Cartelli di strada Correvano i primi mesi del 1975 e, di lì a poco, la caduta/liberazione di Saigon avrebbe significato l’epilogo della prolungata guerra nel Vietnam...

Pubblicato quasi 2 anni faEdizione del 29 ottobre 2022

Fin da ragazzino i coetanei glielo avevano dimezzato in Vladi, che a pronunciarlo non è che proprio scivolasse fra le labbra. Ma rispetto a Vladimiro! Così gli restò Vladi, per nome, anche da adulto. Fra il sornione e l’indolente, diploma stiracchiato al liceo artistico e in vista la facoltà di architettura. Alla quale si iscrisse dubbioso, senza convinzione. In città mancava quel percorso di studi. A Firenze allora. Dove, da retaggio sessantottesco, si sarebbe trovato a vivacchiare con gli esami di gruppo per il «18 politico». Già v’intravedevamo l’opportunità del viaggio goliardico, andando a trovarlo. Non aveva lasciato indizi però. A nessuno. Sembrava che avesse voluto di proposito far perdere le tracce. «Se l’era presa comoda all’artistico, ora deve mettersi solo a studiare», chiarirono concisi i familiari, restii dal fornire contatti ad amici sfaccendati. Niente agganci, niente viaggetto a Firenze intruppati nell’utilitaria di qualcuno di noi. Neanche una sua apparizione alla chiusura dell’università durante le festività annuali.

Che fine aveva fatto Vladi? Dopo un anno e mezzo, filtrò voce di non essersi presentato neppure a un esame. C’era dell’altro. Si trovava lontano da Firenze. Anzi, dall’Italia. Volontariamente, si capisce. Si era fatto accreditare in veste di fotografo, chissà come, da una testata giornalistica di lingua anglosassone presso un’unità operativa ancora impelagata nel Sud-est asiatico. Correvano i primi mesi del 1975 e, di lì a poco, la caduta/liberazione di Saigon avrebbe significato l’epilogo della prolungata guerra nel Vietnam. Fiutando la storicità dell’evento (riunificazione del paese in una repubblica socialista monopartitica) si fece trovare sul posto nei giorni dell’evacuazione da Saigon. Altro che aria da indolente! Ci eravamo sbagliati sul conto del nostro amico.

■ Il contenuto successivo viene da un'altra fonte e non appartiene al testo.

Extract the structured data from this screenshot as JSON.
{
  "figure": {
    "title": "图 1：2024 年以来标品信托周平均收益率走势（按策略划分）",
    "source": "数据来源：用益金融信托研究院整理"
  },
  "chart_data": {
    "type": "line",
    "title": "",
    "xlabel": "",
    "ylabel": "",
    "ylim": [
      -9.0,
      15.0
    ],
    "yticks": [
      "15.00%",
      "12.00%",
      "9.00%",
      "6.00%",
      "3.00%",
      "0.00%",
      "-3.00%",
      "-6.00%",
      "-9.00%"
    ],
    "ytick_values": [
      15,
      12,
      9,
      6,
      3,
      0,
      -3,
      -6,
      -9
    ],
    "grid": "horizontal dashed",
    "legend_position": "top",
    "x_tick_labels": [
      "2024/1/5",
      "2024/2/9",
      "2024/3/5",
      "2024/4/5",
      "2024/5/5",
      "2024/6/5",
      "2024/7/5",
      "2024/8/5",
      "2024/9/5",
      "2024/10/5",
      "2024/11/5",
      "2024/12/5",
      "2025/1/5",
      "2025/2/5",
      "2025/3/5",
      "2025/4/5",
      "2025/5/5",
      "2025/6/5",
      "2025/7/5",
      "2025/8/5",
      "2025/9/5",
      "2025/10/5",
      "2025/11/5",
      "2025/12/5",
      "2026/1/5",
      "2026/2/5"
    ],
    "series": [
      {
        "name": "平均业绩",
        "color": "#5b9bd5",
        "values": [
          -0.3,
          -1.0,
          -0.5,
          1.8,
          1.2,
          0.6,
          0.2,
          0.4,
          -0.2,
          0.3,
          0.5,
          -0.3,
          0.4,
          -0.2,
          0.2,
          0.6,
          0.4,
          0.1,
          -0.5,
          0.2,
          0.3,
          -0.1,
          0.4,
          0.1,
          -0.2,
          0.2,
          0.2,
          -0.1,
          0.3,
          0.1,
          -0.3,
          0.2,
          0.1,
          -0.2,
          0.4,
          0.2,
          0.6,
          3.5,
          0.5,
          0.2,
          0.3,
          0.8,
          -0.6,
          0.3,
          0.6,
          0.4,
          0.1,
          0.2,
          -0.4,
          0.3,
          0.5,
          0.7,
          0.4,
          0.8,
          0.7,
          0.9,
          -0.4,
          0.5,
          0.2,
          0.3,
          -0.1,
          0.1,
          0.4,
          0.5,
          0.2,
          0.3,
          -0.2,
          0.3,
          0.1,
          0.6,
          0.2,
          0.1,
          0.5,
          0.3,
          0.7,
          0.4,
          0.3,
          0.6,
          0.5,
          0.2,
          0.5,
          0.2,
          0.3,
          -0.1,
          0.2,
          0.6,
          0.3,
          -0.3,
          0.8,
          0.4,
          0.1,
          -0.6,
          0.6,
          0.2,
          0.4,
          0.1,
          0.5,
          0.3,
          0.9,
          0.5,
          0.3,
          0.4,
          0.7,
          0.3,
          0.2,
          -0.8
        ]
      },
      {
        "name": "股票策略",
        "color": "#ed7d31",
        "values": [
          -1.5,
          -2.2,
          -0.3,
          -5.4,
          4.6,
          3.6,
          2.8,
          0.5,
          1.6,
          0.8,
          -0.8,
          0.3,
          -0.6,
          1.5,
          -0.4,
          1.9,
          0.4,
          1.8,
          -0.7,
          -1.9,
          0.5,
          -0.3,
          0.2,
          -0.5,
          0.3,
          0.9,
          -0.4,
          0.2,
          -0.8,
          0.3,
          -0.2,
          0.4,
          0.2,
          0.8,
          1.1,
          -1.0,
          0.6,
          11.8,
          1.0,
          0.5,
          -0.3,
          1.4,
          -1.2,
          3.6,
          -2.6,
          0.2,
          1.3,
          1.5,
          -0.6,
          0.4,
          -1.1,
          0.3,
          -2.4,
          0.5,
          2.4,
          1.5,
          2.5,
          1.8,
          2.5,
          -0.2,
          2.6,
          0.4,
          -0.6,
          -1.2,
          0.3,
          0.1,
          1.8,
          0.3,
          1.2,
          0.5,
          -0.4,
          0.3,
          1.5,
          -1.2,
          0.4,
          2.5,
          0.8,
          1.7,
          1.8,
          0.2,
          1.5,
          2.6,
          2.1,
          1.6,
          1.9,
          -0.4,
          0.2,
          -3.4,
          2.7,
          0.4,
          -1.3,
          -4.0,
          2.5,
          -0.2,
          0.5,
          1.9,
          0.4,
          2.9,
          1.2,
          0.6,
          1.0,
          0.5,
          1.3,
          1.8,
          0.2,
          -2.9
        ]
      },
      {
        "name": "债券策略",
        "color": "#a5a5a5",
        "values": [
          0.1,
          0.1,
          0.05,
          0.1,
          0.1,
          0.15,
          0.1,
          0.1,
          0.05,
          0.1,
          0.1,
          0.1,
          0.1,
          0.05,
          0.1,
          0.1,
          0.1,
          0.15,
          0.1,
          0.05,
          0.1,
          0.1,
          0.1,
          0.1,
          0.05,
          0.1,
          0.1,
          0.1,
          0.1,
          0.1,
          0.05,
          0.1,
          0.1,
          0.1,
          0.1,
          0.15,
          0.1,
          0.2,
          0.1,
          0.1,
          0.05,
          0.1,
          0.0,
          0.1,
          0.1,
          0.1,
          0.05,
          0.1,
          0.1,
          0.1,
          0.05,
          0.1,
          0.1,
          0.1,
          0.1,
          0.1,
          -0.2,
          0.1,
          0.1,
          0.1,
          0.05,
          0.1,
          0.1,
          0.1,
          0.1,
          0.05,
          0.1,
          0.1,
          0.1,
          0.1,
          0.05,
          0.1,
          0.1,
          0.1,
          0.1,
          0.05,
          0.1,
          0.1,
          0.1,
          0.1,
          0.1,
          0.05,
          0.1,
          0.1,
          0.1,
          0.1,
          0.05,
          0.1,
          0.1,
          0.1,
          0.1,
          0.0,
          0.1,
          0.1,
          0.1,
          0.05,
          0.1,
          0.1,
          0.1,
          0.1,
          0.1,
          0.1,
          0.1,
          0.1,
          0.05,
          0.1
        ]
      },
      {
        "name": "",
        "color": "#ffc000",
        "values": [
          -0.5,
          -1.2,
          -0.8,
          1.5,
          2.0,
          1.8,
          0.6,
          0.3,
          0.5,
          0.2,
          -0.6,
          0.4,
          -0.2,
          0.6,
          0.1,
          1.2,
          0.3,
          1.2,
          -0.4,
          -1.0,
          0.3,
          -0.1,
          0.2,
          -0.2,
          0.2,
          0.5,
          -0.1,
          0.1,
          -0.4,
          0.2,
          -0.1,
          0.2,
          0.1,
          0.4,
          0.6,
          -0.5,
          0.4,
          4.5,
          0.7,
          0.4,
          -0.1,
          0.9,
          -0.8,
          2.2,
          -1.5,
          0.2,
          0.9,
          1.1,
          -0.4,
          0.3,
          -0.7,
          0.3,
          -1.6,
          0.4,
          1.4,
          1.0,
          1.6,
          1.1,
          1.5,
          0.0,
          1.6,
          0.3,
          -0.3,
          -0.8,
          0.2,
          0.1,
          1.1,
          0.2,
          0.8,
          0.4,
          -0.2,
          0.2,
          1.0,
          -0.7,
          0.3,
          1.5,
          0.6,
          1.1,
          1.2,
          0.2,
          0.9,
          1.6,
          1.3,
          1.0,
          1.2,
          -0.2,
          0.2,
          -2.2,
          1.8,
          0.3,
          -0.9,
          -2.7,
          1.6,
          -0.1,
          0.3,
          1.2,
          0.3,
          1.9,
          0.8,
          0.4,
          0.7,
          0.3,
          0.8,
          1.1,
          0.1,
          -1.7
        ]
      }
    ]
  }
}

Sbagliati? Tornò a Firenze – i suoi all’oscuro di quella parentesi avventurosa – e cambiata facoltà finì di laurearsi con qualche riguardo dichiarandosi reduce del Vietnam. La rivista su cui sarebbero uscite le sue foto non veniva diffusa in Italia; gli avevano spedito una copia, da mostrarci appena rientrato in città. Solo che non l’abbiamo mai vista. Invece delle foto, sulla fantomatica rivista, si portò dietro il mezzo che le avrebbe prodotte: la fotocamera. Una Nikon reflex nera, mezza sverniciata, così vissuta da essere ridotta a un ferrovecchio. L’aveva comprata per pochi dollari, raccontò, da un marine-reporter nel lasciare Saigon con due anni di guerra alle spalle. Conservando quell’aria sorniona che ricordavamo, diceva che la rivista era ormai inguardabile, cioè logora quanto la Nikon. Quest’ultima almeno era tangibile, reale, usata nella giungla come un’arma e ora esibitaci come un trofeo. Sì, certo. Ma le foto pubblicate?, la prova di un’esperienza fuori dall’ordinario?…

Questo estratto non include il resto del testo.